Steven Yeun Sets the Screen on Fire in Burning
Playing the outsider in working-class Korea
By Richard Whittaker, Fri., Nov. 9, 2018
The journey to making a film about your homeland can be long. In the case of Steven Yeun and Korean mystery Burning, it was intercontinental. He was actually in London, tossing and turning at 3am with a bad case of jet lag, when he got an unexpected phone call from Korean director Bong Joon-ho, with whom he had worked on 2017's Okja. Yeun recalled, "He said, 'Director Lee Chang-dong wants to see you, because he thinks you might be perfect for this role.' I went, 'What?' So confused, because [Lee's] one of my heroes." By sheer coincidence, Yeun was booked on a flight to Korea the very next morning for a three-day trip. Once there, he met every day with Chang-dong (director of critically lauded works like Peppermint Candy and Poetry) for a couple of hours. "When he had me read the script, I loved it, because I haven't been given the opportunity so far to explore a character like that, that gets to tell his tale himself over time."
Astoundingly for one of the most impactful and influential film industries on the planet, South Korea has never had a film even nominated for a Best Foreign Language Oscar. This year, the Asian nation hopes that Burning, which is its offical selection for Academy consideration, will change that. Adapted from the short story "Barn Burning" by the Japanese author Haruki Murakami (itself inspired by William Faulkner's 1939 short story of the same name), Burning is a story of three characters who are a mystery to each other: Jong-su (Yoo Ah-in), a twentysomething drifting through life in provincial Korea; Hae-mi (Jeon Jong-Seo), a woman from his past who suddenly reappears; and Yeun as Ben, a suave, smart young businessman who seems far too cool to be hanging out with either of these two aimless young dreamers.
Yeun is often described as Korean-American, but like many migrants his experience goes beyond a simple tag. Born in Seoul to Korean parents, his family lived in Canada before moving to the U.S. "That's part of why director Lee cast me," said Yeun. "Part of the Americana that I have in me lends itself to a more cosmopolitan portrayal of Ben."
It's one of the subtle contradictions of being a migrant, to be from somewhere, but to no longer be of that place. While Yeun speaks Korean fluently, he admits to not being "a particularly great reader of Korean." When it came to the script, he had someone record it conversationally, "and then I'd literally write the meaning of every single thing specifically to what I was saying, so that I would understand it at that level, and then I had to deconstruct it so that I could say it naturally coming from my mouth, and not like the recorded version."

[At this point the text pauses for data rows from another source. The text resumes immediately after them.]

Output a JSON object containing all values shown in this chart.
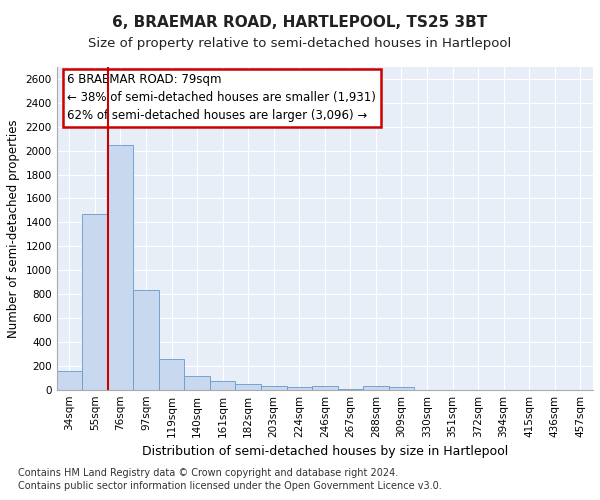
{
  "title": "6, BRAEMAR ROAD, HARTLEPOOL, TS25 3BT",
  "subtitle": "Size of property relative to semi-detached houses in Hartlepool",
  "xlabel": "Distribution of semi-detached houses by size in Hartlepool",
  "ylabel": "Number of semi-detached properties",
  "categories": [
    "34sqm",
    "55sqm",
    "76sqm",
    "97sqm",
    "119sqm",
    "140sqm",
    "161sqm",
    "182sqm",
    "203sqm",
    "224sqm",
    "246sqm",
    "267sqm",
    "288sqm",
    "309sqm",
    "330sqm",
    "351sqm",
    "372sqm",
    "394sqm",
    "415sqm",
    "436sqm",
    "457sqm"
  ],
  "values": [
    155,
    1470,
    2050,
    835,
    255,
    115,
    70,
    45,
    30,
    25,
    30,
    10,
    30,
    20,
    0,
    0,
    0,
    0,
    0,
    0,
    0
  ],
  "bar_color": "#c8d8ef",
  "bar_edge_color": "#6699cc",
  "vline_x_index": 2,
  "vline_color": "#cc0000",
  "annotation_text": "6 BRAEMAR ROAD: 79sqm\n← 38% of semi-detached houses are smaller (1,931)\n62% of semi-detached houses are larger (3,096) →",
  "annotation_box_color": "#ffffff",
  "annotation_box_edge": "#cc0000",
  "ylim": [
    0,
    2700
  ],
  "yticks": [
    0,
    200,
    400,
    600,
    800,
    1000,
    1200,
    1400,
    1600,
    1800,
    2000,
    2200,
    2400,
    2600
  ],
  "footnote1": "Contains HM Land Registry data © Crown copyright and database right 2024.",
  "footnote2": "Contains public sector information licensed under the Open Government Licence v3.0.",
  "title_fontsize": 11,
  "subtitle_fontsize": 9.5,
  "xlabel_fontsize": 9,
  "ylabel_fontsize": 8.5,
  "tick_fontsize": 7.5,
  "annot_fontsize": 8.5,
  "footnote_fontsize": 7,
  "bg_color": "#ffffff",
  "plot_bg_color": "#e8eef8",
  "grid_color": "#ffffff"
}
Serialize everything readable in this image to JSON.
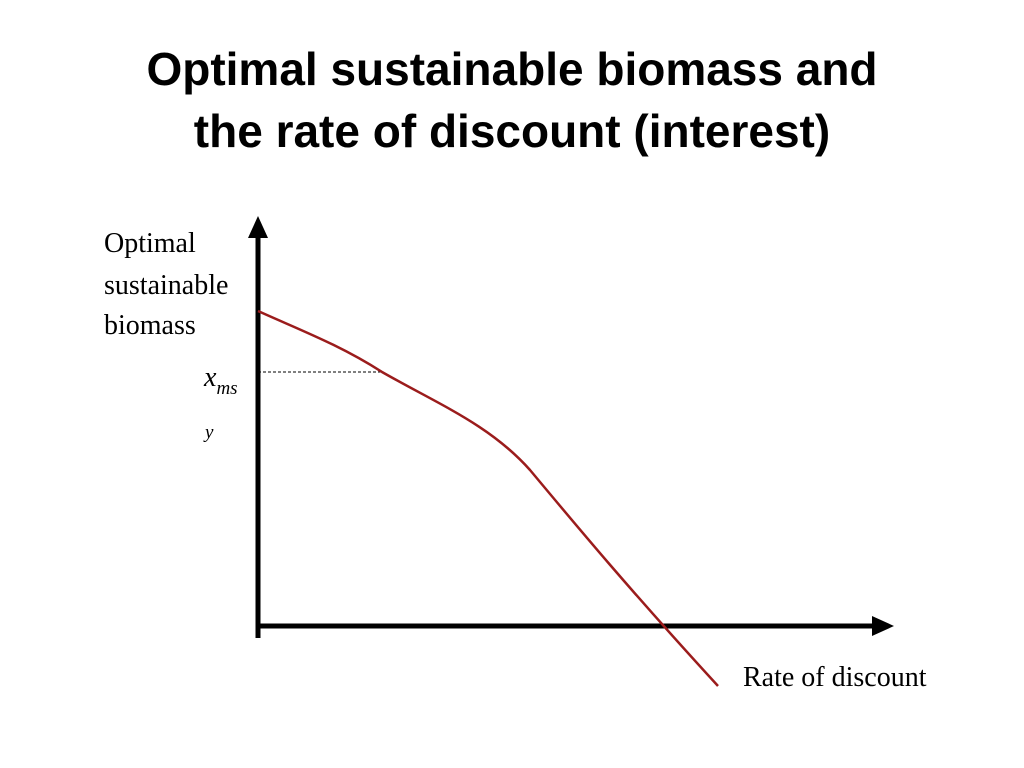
{
  "slide": {
    "title_line1": "Optimal sustainable biomass and",
    "title_line2": "the rate of discount (interest)"
  },
  "diagram": {
    "y_axis_label_lines": [
      "Optimal",
      "sustainable",
      "biomass"
    ],
    "x_axis_label": "Rate of discount",
    "marker_symbol": "x",
    "marker_subscript": "ms",
    "marker_subscript_wrap": "y",
    "curve_color": "#9b1c1c",
    "axis_color": "#000000"
  }
}
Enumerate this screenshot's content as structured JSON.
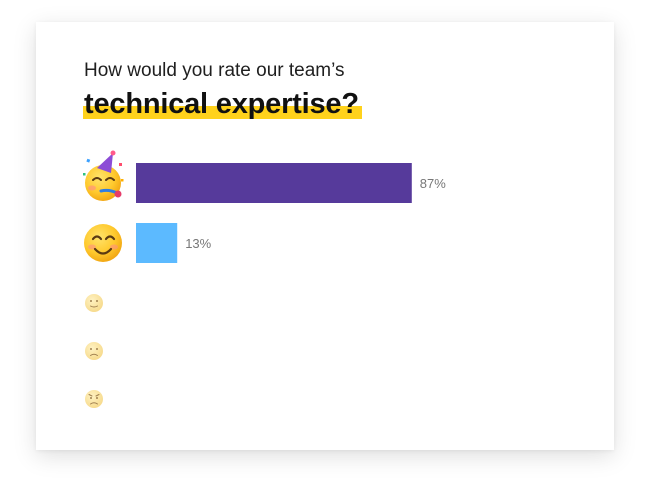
{
  "question": {
    "line1": "How would you rate our team’s",
    "line2": "technical expertise?"
  },
  "colors": {
    "highlight": "#ffd21c",
    "bar_top": "#563a9b",
    "bar_second": "#5cbaff",
    "label": "#777777"
  },
  "chart_data": {
    "type": "bar",
    "orientation": "horizontal",
    "categories": [
      "party-face-emoji",
      "smiling-face-emoji",
      "neutral-face-emoji",
      "frowning-face-emoji",
      "angry-face-emoji"
    ],
    "values": [
      87,
      13,
      0,
      0,
      0
    ],
    "value_labels": [
      "87%",
      "13%",
      "",
      "",
      ""
    ],
    "bar_colors": [
      "#563a9b",
      "#5cbaff",
      "",
      "",
      ""
    ],
    "xlim": [
      0,
      100
    ],
    "grid": false,
    "legend": "none"
  }
}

The end result is that Korean audiences have told him that "Ben speaks the best Korean" – best as in most correct, most formal, and precise – "while the other two speak more colloquial, vernacular Korean."
For Yeun, it's all part of the subtle flattening of the world. Burning is filled with subtle nuances for Korean audiences (like locating the story in Paju, a remote city right on the border between South and North Korea), yet those same Korean audiences knew him already from his groundbreaking run as Glenn in The Walking Dead. Similarly, his day-to-day experience while shooting was more global than local. "I was staying at a Hyatt at the top of Itaewon. Yeah, it's very Korean, but I can get my omelette and hash browns in the morning. ... It was a change for me, because I'm used to going there and experiencing working-class Korean life."